Je suis professeur à l'UQAM. Je dirige l'Observatoire canadien sur les crises et l’aide humanitaire au sein de l'École des sciences de la gestion. Par contre, avant de devenir universitaire, j'ai travaillé notamment à CARE Canada pendant plusieurs années, ainsi qu'à la Croix-Rouge. J'étais praticien et je suis maintenant chercheur, ce qui me rend un peu schizophrène. Cela dit, ne vous en inquiétez pas.
[Traduction]
Je vais m'exprimer en français, mais, comme mon collègue, si vous posez des questions en anglais, j'y répondrai avec plaisir.
[Français]
J'ai préparé mon allocution en tentant de répondre à chacune des quatre questions qui nous étaient posées. Mon approche a donc été académique. Mes collègues ont fait déjà pour moi la démonstration qu'il y avait à faire. C'est ce qui arrive quand on passe à la fin. À tout le moins, cela me rassure car, en tant que scientifiques, nous arrivons aux mêmes conclusions. Je vais donc éviter les redondances et concentrer davantage ma présentation sur les recommandations.
Au-delà de ce que mes collègues ont dit — notamment en ce qui a trait aux démonstrations non concluantes sur la concentration sectorielle et régionale —, je me permets quand même de dire qu'en tant qu'ancien praticien — M. Brown l'a également souligné —, je crois que la concentration géographique constitue malgré tout, encore aujourd'hui, une forme de consensus plutôt lié à des logiques qui sont loin d'être scientifiques, mais qui semblent quand même tout à fait raisonnables.

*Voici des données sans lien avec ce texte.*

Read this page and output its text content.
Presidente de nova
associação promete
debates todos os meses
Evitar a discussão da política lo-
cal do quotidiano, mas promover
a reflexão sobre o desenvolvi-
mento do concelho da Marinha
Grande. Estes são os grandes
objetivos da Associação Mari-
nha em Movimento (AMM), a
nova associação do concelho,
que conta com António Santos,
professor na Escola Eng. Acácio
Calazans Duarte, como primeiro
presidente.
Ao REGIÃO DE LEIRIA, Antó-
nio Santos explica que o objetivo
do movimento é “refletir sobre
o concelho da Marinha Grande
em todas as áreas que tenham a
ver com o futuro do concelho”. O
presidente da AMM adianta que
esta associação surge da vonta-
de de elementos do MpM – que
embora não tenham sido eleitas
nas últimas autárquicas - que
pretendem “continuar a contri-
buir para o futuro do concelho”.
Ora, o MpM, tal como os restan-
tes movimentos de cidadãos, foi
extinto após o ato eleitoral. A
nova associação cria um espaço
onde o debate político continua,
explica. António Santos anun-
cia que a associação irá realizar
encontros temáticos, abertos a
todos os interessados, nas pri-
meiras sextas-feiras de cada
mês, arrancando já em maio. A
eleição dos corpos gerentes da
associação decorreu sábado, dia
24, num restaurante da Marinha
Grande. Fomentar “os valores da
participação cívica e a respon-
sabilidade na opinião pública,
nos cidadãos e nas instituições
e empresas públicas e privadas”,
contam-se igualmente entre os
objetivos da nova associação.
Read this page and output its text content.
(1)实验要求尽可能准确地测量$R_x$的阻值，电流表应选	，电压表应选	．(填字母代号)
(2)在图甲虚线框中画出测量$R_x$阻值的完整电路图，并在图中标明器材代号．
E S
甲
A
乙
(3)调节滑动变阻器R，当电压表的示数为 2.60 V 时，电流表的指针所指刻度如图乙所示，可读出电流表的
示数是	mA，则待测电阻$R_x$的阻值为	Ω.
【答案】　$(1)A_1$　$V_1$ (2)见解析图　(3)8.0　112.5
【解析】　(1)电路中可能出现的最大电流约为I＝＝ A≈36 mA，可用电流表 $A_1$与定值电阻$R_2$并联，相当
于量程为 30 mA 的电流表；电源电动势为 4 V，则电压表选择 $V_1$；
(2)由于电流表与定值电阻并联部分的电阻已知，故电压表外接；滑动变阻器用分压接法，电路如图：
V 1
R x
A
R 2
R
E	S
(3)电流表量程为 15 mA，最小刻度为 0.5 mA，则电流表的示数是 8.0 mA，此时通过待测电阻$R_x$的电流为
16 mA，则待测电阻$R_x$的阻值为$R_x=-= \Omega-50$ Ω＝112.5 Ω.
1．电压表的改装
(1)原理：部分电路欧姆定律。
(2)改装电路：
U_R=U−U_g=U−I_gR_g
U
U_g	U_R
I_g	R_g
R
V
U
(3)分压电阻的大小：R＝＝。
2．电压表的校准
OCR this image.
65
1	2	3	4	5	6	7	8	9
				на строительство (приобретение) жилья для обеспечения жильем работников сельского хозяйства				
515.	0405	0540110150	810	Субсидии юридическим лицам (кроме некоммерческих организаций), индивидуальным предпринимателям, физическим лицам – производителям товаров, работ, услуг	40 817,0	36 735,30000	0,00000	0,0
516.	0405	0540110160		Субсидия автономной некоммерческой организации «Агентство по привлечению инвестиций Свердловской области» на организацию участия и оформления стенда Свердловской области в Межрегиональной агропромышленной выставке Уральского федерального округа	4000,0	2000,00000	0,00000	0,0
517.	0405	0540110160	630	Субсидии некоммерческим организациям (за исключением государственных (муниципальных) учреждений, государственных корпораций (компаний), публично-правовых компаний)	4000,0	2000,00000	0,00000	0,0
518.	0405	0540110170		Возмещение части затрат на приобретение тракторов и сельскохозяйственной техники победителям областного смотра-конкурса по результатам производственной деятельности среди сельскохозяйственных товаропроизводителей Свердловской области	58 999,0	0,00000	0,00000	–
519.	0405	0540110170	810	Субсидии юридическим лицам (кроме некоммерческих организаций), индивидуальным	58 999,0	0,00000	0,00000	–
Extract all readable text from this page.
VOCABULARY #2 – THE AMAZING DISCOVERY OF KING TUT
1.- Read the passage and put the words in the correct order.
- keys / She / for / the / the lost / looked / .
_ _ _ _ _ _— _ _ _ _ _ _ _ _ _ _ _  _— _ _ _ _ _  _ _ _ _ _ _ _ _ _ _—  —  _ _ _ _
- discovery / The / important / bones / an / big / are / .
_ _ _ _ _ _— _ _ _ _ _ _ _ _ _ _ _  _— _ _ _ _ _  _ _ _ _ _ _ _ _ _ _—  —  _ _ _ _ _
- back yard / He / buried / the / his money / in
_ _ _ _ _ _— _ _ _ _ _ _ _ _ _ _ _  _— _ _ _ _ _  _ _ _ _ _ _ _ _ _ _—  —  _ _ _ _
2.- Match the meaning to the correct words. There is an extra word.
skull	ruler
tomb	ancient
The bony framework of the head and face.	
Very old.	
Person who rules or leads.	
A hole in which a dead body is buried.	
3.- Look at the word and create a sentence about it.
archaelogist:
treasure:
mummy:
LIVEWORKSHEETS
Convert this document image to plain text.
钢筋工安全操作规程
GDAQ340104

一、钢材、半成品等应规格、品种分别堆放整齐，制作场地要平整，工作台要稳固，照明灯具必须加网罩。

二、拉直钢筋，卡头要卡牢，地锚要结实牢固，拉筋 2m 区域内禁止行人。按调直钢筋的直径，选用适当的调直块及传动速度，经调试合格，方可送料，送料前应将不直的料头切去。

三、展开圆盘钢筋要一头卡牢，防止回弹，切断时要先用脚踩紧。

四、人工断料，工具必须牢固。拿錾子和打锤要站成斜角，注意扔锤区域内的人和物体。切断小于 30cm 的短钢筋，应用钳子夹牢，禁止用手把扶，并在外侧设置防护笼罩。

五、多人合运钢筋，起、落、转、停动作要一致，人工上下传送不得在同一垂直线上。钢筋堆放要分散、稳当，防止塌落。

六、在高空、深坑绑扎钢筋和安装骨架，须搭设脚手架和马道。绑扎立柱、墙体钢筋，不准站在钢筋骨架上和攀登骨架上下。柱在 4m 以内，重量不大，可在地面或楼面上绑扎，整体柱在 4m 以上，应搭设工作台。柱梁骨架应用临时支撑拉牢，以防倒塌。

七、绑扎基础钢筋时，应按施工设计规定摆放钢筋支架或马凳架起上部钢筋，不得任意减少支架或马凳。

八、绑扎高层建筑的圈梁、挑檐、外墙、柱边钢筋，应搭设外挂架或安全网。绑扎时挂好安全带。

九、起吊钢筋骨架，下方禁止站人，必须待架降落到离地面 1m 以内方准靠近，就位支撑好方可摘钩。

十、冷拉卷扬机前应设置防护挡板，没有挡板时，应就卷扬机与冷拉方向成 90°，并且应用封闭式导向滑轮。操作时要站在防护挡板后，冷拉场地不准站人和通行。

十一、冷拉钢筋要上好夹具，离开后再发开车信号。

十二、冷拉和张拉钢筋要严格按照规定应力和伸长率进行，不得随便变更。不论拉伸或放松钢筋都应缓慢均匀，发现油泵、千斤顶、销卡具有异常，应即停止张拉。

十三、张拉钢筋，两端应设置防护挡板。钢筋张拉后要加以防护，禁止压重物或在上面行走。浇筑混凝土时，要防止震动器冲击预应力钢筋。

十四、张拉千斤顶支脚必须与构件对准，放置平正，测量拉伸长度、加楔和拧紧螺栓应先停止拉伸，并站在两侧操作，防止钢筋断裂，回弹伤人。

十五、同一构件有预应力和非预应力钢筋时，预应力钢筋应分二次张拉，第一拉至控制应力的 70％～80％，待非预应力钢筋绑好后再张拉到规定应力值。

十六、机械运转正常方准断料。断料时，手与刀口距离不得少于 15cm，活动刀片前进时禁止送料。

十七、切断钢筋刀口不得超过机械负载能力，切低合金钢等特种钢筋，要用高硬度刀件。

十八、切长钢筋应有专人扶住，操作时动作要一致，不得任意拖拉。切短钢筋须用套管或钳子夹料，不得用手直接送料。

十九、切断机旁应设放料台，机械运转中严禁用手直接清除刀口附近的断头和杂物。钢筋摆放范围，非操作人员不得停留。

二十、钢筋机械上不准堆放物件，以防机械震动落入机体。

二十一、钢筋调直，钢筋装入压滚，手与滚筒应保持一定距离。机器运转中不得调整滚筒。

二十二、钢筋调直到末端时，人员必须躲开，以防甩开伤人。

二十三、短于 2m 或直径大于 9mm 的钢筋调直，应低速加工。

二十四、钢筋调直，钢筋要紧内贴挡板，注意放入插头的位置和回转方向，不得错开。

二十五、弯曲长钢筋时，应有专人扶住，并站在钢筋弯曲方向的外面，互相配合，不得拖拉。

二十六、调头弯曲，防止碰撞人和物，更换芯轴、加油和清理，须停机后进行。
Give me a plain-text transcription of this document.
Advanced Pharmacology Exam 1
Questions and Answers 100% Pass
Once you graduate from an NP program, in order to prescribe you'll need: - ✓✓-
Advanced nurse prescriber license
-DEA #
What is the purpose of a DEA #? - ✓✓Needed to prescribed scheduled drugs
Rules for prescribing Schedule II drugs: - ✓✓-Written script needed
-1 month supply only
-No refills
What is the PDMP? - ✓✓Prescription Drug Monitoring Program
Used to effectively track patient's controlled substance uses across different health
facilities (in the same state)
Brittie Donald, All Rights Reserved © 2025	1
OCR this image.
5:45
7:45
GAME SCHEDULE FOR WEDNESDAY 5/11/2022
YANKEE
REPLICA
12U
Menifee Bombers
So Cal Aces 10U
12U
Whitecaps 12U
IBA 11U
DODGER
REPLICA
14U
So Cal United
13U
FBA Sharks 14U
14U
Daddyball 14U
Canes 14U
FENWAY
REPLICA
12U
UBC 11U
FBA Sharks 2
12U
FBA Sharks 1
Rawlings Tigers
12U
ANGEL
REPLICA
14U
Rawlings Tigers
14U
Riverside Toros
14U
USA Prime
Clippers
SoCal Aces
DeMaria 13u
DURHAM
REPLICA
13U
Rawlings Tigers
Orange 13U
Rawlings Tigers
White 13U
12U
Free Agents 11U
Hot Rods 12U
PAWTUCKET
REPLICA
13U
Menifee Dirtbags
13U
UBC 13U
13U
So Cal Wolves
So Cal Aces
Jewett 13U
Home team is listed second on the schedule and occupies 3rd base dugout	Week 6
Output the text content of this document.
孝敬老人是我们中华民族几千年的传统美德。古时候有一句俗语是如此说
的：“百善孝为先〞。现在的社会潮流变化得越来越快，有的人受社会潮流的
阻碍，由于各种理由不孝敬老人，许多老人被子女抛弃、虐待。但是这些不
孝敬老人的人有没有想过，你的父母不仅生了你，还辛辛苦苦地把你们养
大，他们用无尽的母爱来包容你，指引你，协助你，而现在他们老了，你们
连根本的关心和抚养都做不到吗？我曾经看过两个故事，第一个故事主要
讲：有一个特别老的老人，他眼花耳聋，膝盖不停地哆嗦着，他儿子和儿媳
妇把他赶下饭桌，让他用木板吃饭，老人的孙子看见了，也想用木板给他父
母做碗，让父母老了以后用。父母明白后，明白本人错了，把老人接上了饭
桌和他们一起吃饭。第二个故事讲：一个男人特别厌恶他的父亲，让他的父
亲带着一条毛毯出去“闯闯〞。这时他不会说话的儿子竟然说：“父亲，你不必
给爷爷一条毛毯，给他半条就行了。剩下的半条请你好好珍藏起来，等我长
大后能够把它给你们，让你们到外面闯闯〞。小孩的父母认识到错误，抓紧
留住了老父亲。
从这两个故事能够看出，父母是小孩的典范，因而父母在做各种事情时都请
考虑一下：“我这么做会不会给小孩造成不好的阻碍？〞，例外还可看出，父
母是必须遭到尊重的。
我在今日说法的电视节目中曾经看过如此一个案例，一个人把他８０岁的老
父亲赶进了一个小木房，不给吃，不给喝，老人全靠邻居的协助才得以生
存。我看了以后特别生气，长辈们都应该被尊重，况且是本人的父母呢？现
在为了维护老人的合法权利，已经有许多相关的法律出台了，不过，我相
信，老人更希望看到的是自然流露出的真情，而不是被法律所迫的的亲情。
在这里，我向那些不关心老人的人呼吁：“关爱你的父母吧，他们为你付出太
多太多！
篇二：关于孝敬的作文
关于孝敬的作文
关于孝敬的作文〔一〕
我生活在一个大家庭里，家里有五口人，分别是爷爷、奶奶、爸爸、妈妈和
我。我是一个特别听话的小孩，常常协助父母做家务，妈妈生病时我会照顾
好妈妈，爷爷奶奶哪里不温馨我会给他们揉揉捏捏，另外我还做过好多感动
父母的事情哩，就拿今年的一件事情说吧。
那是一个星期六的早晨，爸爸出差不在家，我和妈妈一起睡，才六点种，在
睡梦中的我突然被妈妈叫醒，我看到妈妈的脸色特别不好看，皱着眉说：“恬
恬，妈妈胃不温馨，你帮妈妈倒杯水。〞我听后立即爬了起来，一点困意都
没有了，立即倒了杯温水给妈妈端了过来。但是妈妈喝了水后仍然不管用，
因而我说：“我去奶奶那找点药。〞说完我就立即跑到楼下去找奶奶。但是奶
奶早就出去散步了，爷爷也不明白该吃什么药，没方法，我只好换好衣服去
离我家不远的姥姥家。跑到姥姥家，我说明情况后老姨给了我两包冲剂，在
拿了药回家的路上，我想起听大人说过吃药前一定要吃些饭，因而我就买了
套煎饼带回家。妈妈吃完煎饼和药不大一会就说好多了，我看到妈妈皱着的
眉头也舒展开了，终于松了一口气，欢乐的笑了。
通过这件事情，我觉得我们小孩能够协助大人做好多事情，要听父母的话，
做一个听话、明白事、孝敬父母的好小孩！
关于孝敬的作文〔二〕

J'aimerais revenir sur ce que M. Brown disait à propos de la prévisibilité, c'est-à-dire l'importance d'être prévisible. On comprend qu'on fait affaire avec des pays qui n'ont pas la capacité de tirer des ressources financières de leurs taxes ou de leur système d'imposition. Il est clair que leur financement provient de l'extérieur. S'ils ne peuvent pas planifier à long terme le développement de leurs propres politiques, on devient alors un mauvais partenaire. Je pense qu'une entente à long terme avec les pays ou avec une région constitue quelque chose de logique à cet égard.
On l'a dit, mais je le souligne à nouveau, pour moi, l'importance que la concentration géographique peut avoir sur le renforcement des capacités locales est l'autre élément central. Cela veut dire l'importance, à l'intérieur de cette prévisibilité, que les institutions locales et que la gouvernance locale soient en mesure de se développer. Très souvent, malheureusement, on est face à des gouvernances extrêmement lacunaires et déficitaires à tous les niveaux. Si on est en mesure de développer avec le temps les gouvernances locales, je pense qu'on devient alors un meilleur partenaire.
La deuxième question qu'on nous a posée était de savoir si le Canada devrait concentrer son aide bilatérale au développement sur un plus petit nombre de pays. Cela correspond un peu au premier point. Je crois que le constat que je fais avec mes collègues en est un d'échec à cause de l'incapacité de notre pays à demeurer concentré sur des pays donnés. Nous ne sommes pas les seuls, rassurez-vous.
Aujourd'hui, j'ai consulté les dernières statistiques. L'aide bilatérale canadienne est offerte à 130 pays sur la planète, alors qu'il y en a environ 198. Finalement, on n'est pas loin d'offrir notre aide aux États-Unis. En ce qui me concerne, sans entrer dans une optique trop circonscrite de la concentration par pays, je crois qu'il est à tout le moins fondamental de réduire dramatiquement ou de manière importante le nombre de pays avec lesquels on partage des ententes d'aide bilatérale ou multilatérale.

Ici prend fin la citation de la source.